Desafortunadamente, justo cuando los dos llegaron a la puerta, una ambulancia pasó rugiendo frente a ellos.

En su aturdimiento, Shannon Quinn vio a Susan Wilde y Simon Rhodes acercándose, y Susan dijo emocionada:

—¡Rona está a punto de dar a luz!

—¿Cómo está?

—Acabo de verla y parecía de buen ánimo. Me dijo que todavía no ha roto aguas, solo tiene dolores estomacales. Probablemente sucederá esta noche.

Shannon Quinn miró a Landon Sutton, preguntando:

—¿Qué tal si vamos al hospital?

Landon Sutton frunció el ceño aún más, preocupado de que ella se alterara. Solo se sentía tranquilo cuando ella estaba acostada en la cama; el resto del tiempo, estaba tenso. Así que dijo:

—No eres médico. Ir al hospital no ayudará. Ve a dormir ahora, y te llevaré allí a primera hora de la mañana.

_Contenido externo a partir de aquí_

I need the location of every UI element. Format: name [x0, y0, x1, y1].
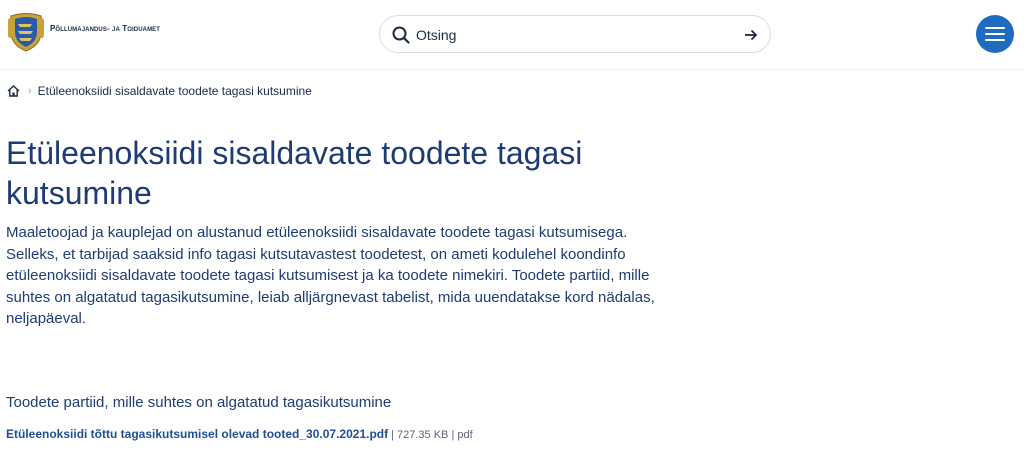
file-meta: | 727.35 KB | pdf	[391, 429, 473, 441]
hamburger-menu-icon	[985, 27, 1005, 41]
coat-of-arms-logo	[8, 13, 44, 52]
home-icon	[7, 85, 20, 97]
breadcrumb: › Etüleenoksiidi sisaldavate toodete tag…	[7, 83, 312, 99]
intro-paragraph: Maaletoojad ja kauplejad on alustanud et…	[6, 224, 655, 328]
chevron-right-icon: ›	[28, 85, 32, 97]
logo-text: Põllumajandus- ja Toiduamet	[50, 24, 161, 33]
section-subheading: Toodete partiid, mille suhtes on algatat…	[6, 394, 392, 411]
search-bar[interactable]	[379, 15, 771, 53]
page-title: Etüleenoksiidi sisaldavate toodete tagas…	[6, 135, 583, 211]
arrow-right-icon	[745, 29, 758, 41]
file-attachment: Etüleenoksiidi tõttu tagasikutsumisel ol…	[6, 427, 473, 441]
site-header: Põllumajandus- ja Toiduamet	[0, 0, 1024, 70]
file-download-link[interactable]: Etüleenoksiidi tõttu tagasikutsumisel ol…	[6, 427, 388, 441]
site-logo[interactable]: Põllumajandus- ja Toiduamet	[8, 12, 160, 52]
menu-button[interactable]	[976, 15, 1014, 53]
search-icon	[392, 26, 410, 49]
search-input[interactable]	[416, 24, 736, 46]
breadcrumb-current: Etüleenoksiidi sisaldavate toodete tagas…	[37, 84, 312, 98]
search-submit-button[interactable]	[742, 26, 760, 44]
breadcrumb-home-link[interactable]	[7, 85, 20, 97]
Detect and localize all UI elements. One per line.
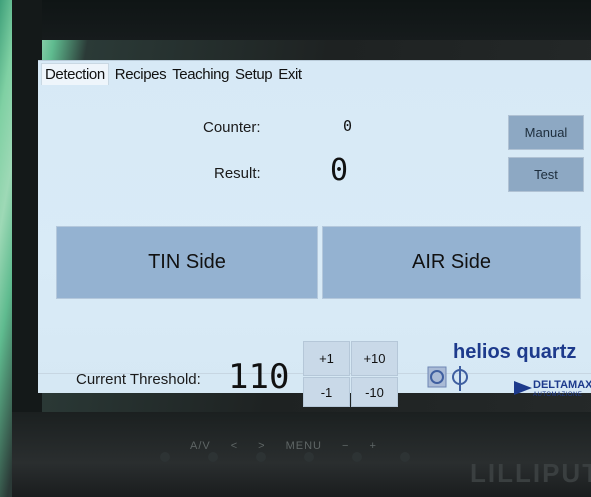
tin-side-button[interactable]: TIN Side xyxy=(56,226,318,299)
bezel-button[interactable] xyxy=(256,452,266,462)
threshold-label: Current Threshold: xyxy=(76,371,201,388)
bezel-button[interactable] xyxy=(208,452,218,462)
bezel-label-plus: + xyxy=(369,440,377,452)
bezel-button[interactable] xyxy=(352,452,362,462)
air-side-button[interactable]: AIR Side xyxy=(322,226,581,299)
deltamax-triangle-icon xyxy=(514,381,532,395)
screen: Detection Recipes Teaching Setup Exit Co… xyxy=(38,60,591,407)
bezel-labels: A/V < > MENU − + xyxy=(190,440,377,452)
counter-label: Counter: xyxy=(203,119,261,136)
bezel-button[interactable] xyxy=(304,452,314,462)
bezel-label-right: > xyxy=(258,440,266,452)
monitor-bezel-top xyxy=(12,0,591,40)
manual-button[interactable]: Manual xyxy=(508,115,584,150)
lilliput-brand-logo: LILLIPUT xyxy=(470,458,591,488)
result-label: Result: xyxy=(214,165,261,182)
test-button[interactable]: Test xyxy=(508,157,584,192)
bezel-button[interactable] xyxy=(160,452,170,462)
plus-10-button[interactable]: +10 xyxy=(351,341,398,376)
minus-10-button[interactable]: -10 xyxy=(351,377,398,407)
deltamax-logo: DELTAMAX xyxy=(533,379,591,391)
bezel-label-menu: MENU xyxy=(285,440,322,452)
bezel-label-av: A/V xyxy=(190,440,211,452)
menu-setup[interactable]: Setup xyxy=(235,66,273,83)
result-value: 0 xyxy=(330,153,349,188)
bezel-label-minus: − xyxy=(342,440,350,452)
menu-exit[interactable]: Exit xyxy=(278,66,302,83)
counter-value: 0 xyxy=(343,117,353,135)
menu-teaching[interactable]: Teaching xyxy=(172,66,229,83)
threshold-value: 110 xyxy=(228,357,290,397)
plus-1-button[interactable]: +1 xyxy=(303,341,350,376)
bezel-button[interactable] xyxy=(400,452,410,462)
menu-detection[interactable]: Detection xyxy=(41,63,109,85)
menu-recipes[interactable]: Recipes xyxy=(115,66,167,83)
helios-symbol-icon xyxy=(427,366,468,391)
bezel-label-left: < xyxy=(230,440,239,452)
minus-1-button[interactable]: -1 xyxy=(303,377,350,407)
helios-quartz-logo: helios quartz xyxy=(453,341,577,363)
deltamax-subtitle: AUTOMAZIONE xyxy=(533,392,583,398)
menu-bar: Detection Recipes Teaching Setup Exit xyxy=(38,61,308,87)
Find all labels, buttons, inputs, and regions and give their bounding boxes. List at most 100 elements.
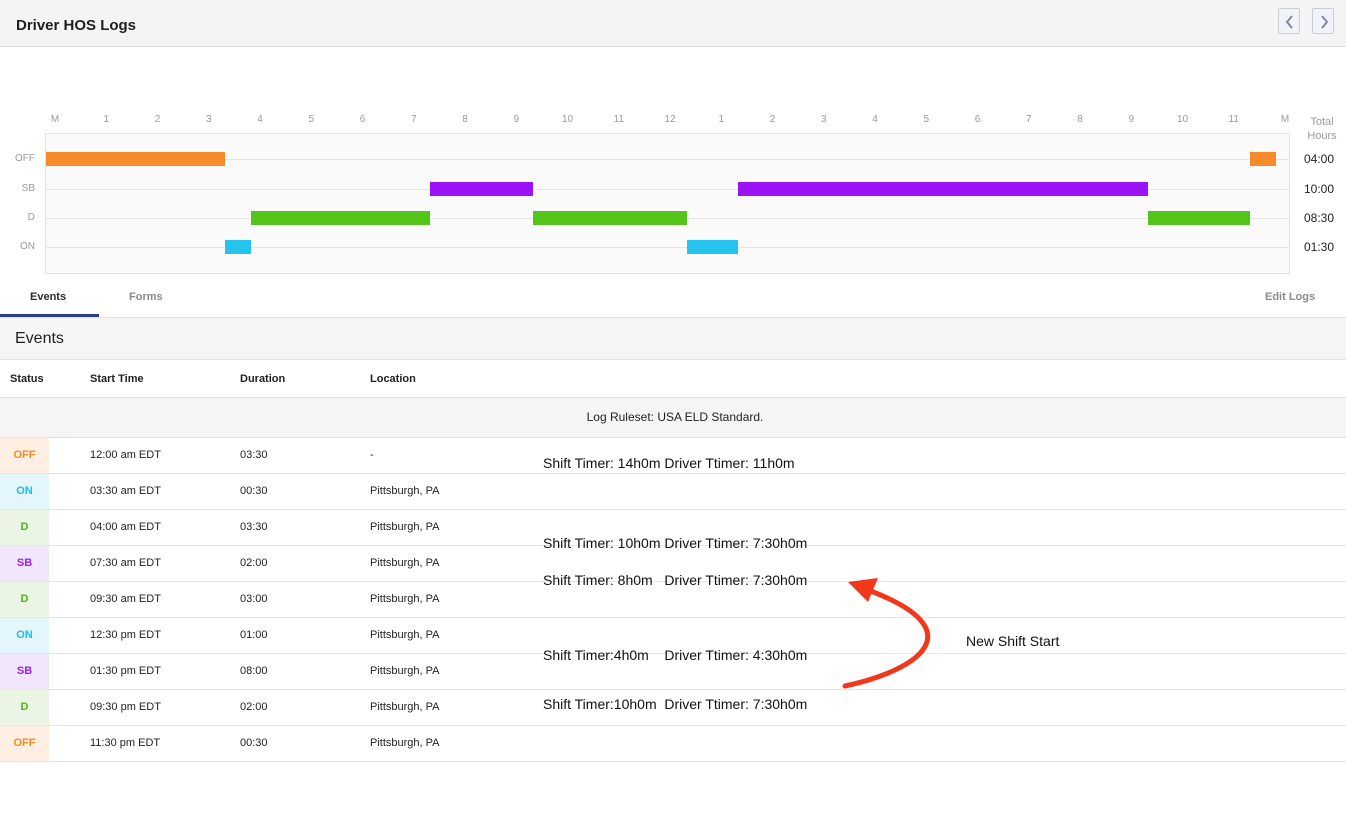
annotation-shift-timer-4: Shift Timer:4h0m Driver Ttimer: 4:30h0m: [543, 647, 808, 663]
event-location: Pittsburgh, PA: [370, 665, 440, 677]
previous-day-button[interactable]: [1278, 8, 1300, 34]
hour-label: 7: [410, 114, 417, 125]
hour-label: 2: [154, 114, 161, 125]
duty-status-bar-off[interactable]: [1250, 152, 1276, 166]
page-title: Driver HOS Logs: [16, 17, 137, 34]
event-duration: 02:00: [240, 701, 268, 713]
hos-log-graph: Total Hours M 1 2 3 4 5 6 7 8 9 10 11 12 1 2 3 4 5 6 7 8 9 10 1…: [0, 110, 1346, 280]
next-day-button[interactable]: [1312, 8, 1334, 34]
hour-label: 4: [872, 114, 878, 125]
hour-label: 8: [462, 114, 468, 125]
annotation-shift-timer-3: Shift Timer: 8h0m Driver Ttimer: 7:30h0m: [543, 572, 808, 588]
column-header-status: Status: [10, 373, 44, 385]
ruleset-row: Log Ruleset: USA ELD Standard.: [0, 398, 1346, 438]
event-row[interactable]: ON 03:30 am EDT 00:30 Pittsburgh, PA: [0, 474, 1346, 510]
duty-status-bar-d[interactable]: [1147, 211, 1251, 225]
event-location: -: [370, 449, 374, 461]
chevron-left-icon: [1285, 15, 1293, 29]
hour-label: 11: [1228, 114, 1239, 125]
events-section-header: Events: [0, 318, 1346, 360]
hour-label: 10: [1176, 114, 1189, 125]
event-start-time: 03:30 am EDT: [90, 485, 161, 497]
event-start-time: 09:30 pm EDT: [90, 701, 161, 713]
status-badge: ON: [0, 474, 49, 509]
duty-status-bar-d[interactable]: [532, 211, 687, 225]
hour-label: 10: [561, 114, 574, 125]
event-start-time: 11:30 pm EDT: [90, 737, 161, 749]
hour-label: 4: [257, 114, 263, 125]
tab-events[interactable]: Events: [30, 291, 66, 303]
event-start-time: 04:00 am EDT: [90, 521, 161, 533]
event-start-time: 01:30 pm EDT: [90, 665, 161, 677]
hour-label: 1: [103, 114, 110, 125]
hour-label: 9: [513, 114, 520, 125]
graph-row-line: [45, 159, 1290, 160]
event-start-time: 09:30 am EDT: [90, 593, 161, 605]
event-location: Pittsburgh, PA: [370, 701, 440, 713]
hour-label: M: [1280, 114, 1290, 125]
hour-label: M: [50, 114, 60, 125]
status-badge: ON: [0, 618, 49, 653]
ruleset-text: Log Ruleset: USA ELD Standard.: [586, 410, 764, 424]
tab-forms[interactable]: Forms: [129, 291, 163, 303]
graph-row-total-on: 01:30: [1304, 240, 1335, 254]
hour-label: 1: [718, 114, 725, 125]
status-badge: OFF: [0, 726, 49, 761]
chevron-right-icon: [1321, 15, 1329, 29]
hour-label: 5: [923, 114, 930, 125]
status-badge: D: [0, 510, 49, 545]
annotation-new-shift-start: New Shift Start: [966, 633, 1060, 649]
duty-status-bar-sb[interactable]: [430, 182, 533, 196]
hour-label: 8: [1077, 114, 1083, 125]
graph-row-label-on: ON: [20, 241, 35, 252]
hour-label: 3: [820, 114, 827, 125]
hour-label: 12: [664, 114, 676, 125]
event-location: Pittsburgh, PA: [370, 593, 440, 605]
column-header-start-time: Start Time: [90, 373, 144, 385]
page-header: Driver HOS Logs: [0, 0, 1346, 47]
graph-row-total-off: 04:00: [1304, 152, 1335, 166]
graph-row-total-sb: 10:00: [1304, 182, 1335, 196]
hour-label: 9: [1128, 114, 1135, 125]
hour-label: 2: [769, 114, 776, 125]
event-row[interactable]: OFF 11:30 pm EDT 00:30 Pittsburgh, PA: [0, 726, 1346, 762]
events-title: Events: [15, 330, 64, 347]
event-duration: 00:30: [240, 485, 268, 497]
graph-row-label-sb: SB: [21, 183, 35, 194]
graph-row-label-off: OFF: [15, 153, 35, 164]
edit-logs-link[interactable]: Edit Logs: [1265, 291, 1315, 303]
event-duration: 02:00: [240, 557, 268, 569]
event-duration: 00:30: [240, 737, 268, 749]
column-header-duration: Duration: [240, 373, 286, 385]
hour-label: 5: [308, 114, 315, 125]
annotation-shift-timer-2: Shift Timer: 10h0m Driver Ttimer: 7:30h0…: [543, 535, 808, 551]
duty-status-bar-sb[interactable]: [737, 182, 1148, 196]
new-shift-arrow-icon: [842, 578, 931, 689]
tab-bar: Events Forms Edit Logs: [0, 282, 1346, 319]
status-badge: SB: [0, 654, 49, 689]
hour-label: 3: [205, 114, 212, 125]
duty-status-bar-off[interactable]: [46, 152, 226, 166]
duty-status-bar-d[interactable]: [251, 211, 431, 225]
status-badge: D: [0, 690, 49, 725]
duty-status-bar-on[interactable]: [686, 240, 738, 254]
event-duration: 03:30: [240, 449, 268, 461]
event-start-time: 12:30 pm EDT: [90, 629, 161, 641]
total-hours-label: Total Hours: [1307, 116, 1337, 142]
event-duration: 08:00: [240, 665, 268, 677]
duty-status-bar-on[interactable]: [225, 240, 251, 254]
column-header-location: Location: [370, 373, 416, 385]
event-location: Pittsburgh, PA: [370, 557, 440, 569]
hour-label: 7: [1025, 114, 1032, 125]
event-location: Pittsburgh, PA: [370, 737, 440, 749]
event-location: Pittsburgh, PA: [370, 629, 440, 641]
event-duration: 03:30: [240, 521, 268, 533]
status-badge: OFF: [0, 438, 49, 473]
status-badge: D: [0, 582, 49, 617]
active-tab-indicator: [0, 314, 99, 317]
hour-label: 6: [359, 114, 366, 125]
graph-row-total-d: 08:30: [1304, 211, 1335, 225]
event-location: Pittsburgh, PA: [370, 521, 440, 533]
annotation-shift-timer-1: Shift Timer: 14h0m Driver Ttimer: 11h0m: [543, 455, 795, 471]
graph-row-label-d: D: [27, 212, 35, 223]
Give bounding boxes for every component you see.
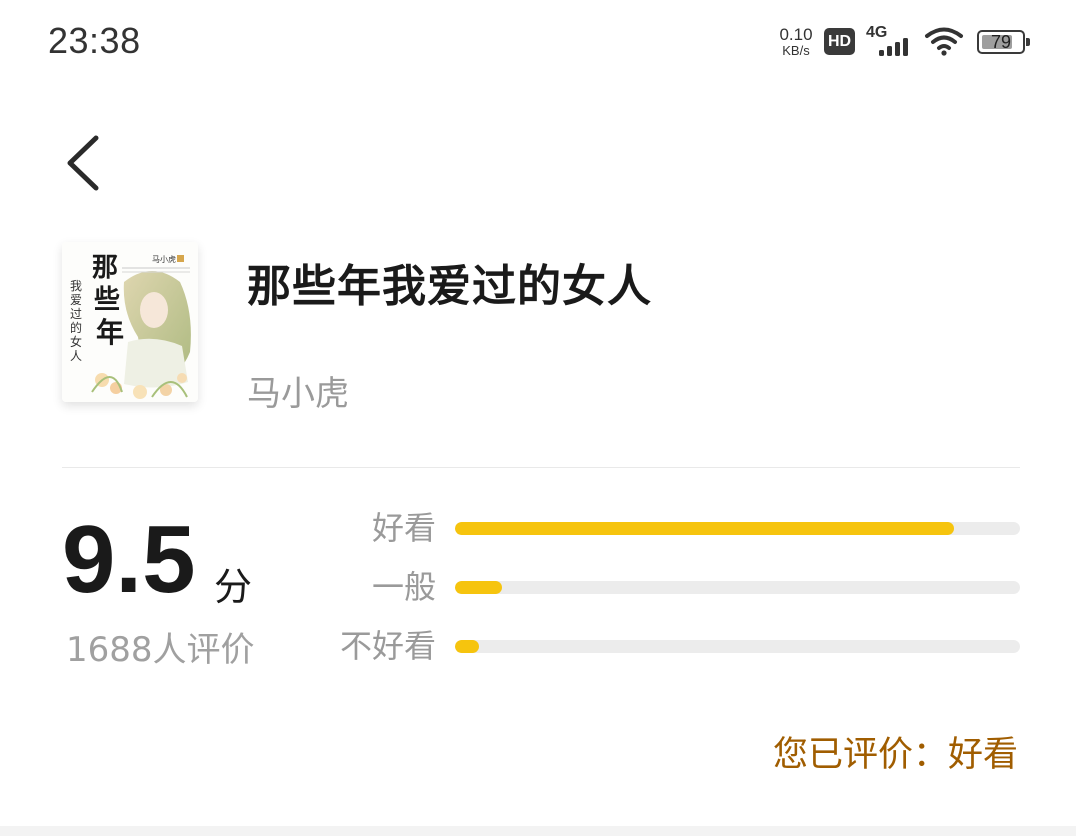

Susan Wilde estuvo de acuerdo, diciendo:

—Si vamos ahora, solo estaríamos esperando. Vi que el Sr. Thorne ya había preparado las cosas del bebé, y como no ha roto aguas, quién sabe si sucederá para mañana.

Simon Rhodes, muy parecido a su hermano, era sobreprotector con Susan desde que se enteró de que estaba esperando gemelos, siempre manteniendo su mano en la cintura de ella.

Susan Wilde salió con pantuflas peludas, y por temor a que cogiera frío, él rápidamente la llevó de vuelta adentro.

Después de que Shannon Quinn se quedara un rato en la puerta, Landon Sutton la llevó de regreso a la casa.

—¿Dar a luz toma tanto tiempo? —una vez dentro, Landon Sutton preguntó, desconcertado.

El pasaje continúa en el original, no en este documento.